If the deceased was a taxpayer, the executor, or the next of kin must file a final income tax report before the fifteenth day of the fourth month following the close of the taxpayer’s normal tax year. The return for a decedent may also serve as a claim for refund of over paid taxes. As the surviving spouse, you may file a joint return for the year of death and may be entitled to similar tax savings for the following 2 years. If the deceased was a dependent, you are entitled to a full dependent’s exemption for the entire year. A child who lives only a few moments after birth qualifies for the full year’s dependency allowances. If the deceased was entitled to extra exemptions during life because of age or blindness, these extra exemptions are still applicable after death. We suggest you discuss this with your Lawyer.

Safety Deposit Box

There is an established procedure for gaining access to the deceased person’s safety deposit box. The first step usually is to contact the Bank or Safety Deposit Company where the box is located so that specific information may be obtained. The Bank will need to know whether the Box was rented in the deceased’s sole name or jointly with some other person, the date of death, interest of the person making the enquiry and whether the renter’s key is available.

Automobile Title

If the deceased was a sole owner of an automobile it is regarded as a part of the estate. Inquire at the Inland Revenue Department and they will explain the regulations concerning transfer of the title and advise you regarding the possibility of transferring title to the Motor Vehicle with or without probate procedure.
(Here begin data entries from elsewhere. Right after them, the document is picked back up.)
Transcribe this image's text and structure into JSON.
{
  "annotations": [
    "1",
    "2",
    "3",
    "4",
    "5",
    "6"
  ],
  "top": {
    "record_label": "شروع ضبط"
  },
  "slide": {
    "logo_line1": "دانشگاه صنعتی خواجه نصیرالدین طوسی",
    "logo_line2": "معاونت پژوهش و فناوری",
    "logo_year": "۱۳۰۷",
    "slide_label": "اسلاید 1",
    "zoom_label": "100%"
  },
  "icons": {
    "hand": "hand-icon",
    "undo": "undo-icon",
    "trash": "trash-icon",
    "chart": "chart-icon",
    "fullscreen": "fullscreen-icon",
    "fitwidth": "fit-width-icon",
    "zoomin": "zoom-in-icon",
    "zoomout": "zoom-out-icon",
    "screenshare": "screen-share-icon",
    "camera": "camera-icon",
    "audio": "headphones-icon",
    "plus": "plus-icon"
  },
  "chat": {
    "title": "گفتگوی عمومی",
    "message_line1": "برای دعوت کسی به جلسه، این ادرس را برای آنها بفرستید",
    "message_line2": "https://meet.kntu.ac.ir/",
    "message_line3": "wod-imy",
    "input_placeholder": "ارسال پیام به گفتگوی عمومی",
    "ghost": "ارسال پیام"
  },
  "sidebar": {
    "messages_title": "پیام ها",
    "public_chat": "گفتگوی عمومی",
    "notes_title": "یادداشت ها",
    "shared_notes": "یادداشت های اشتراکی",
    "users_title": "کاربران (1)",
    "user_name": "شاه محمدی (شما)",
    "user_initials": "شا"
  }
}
It is not our intention, and we do not assume, to decide any legal questions involve in the administration of estate of a decedent, but we believe the foregoing will be helpful in directing you to the proper sources of information.

We have tried to provide here a brief summary of things you will need to know and to take care of during your time of bereavement. We sincerely hope that it will prove helpful to you and your loved ones.

We hope, too, that you would look upon our organization as your friend in need. Always available to serve you, and always happy to do anything in our power to make things easier for you in your time of Bereavement including arranging legal representation.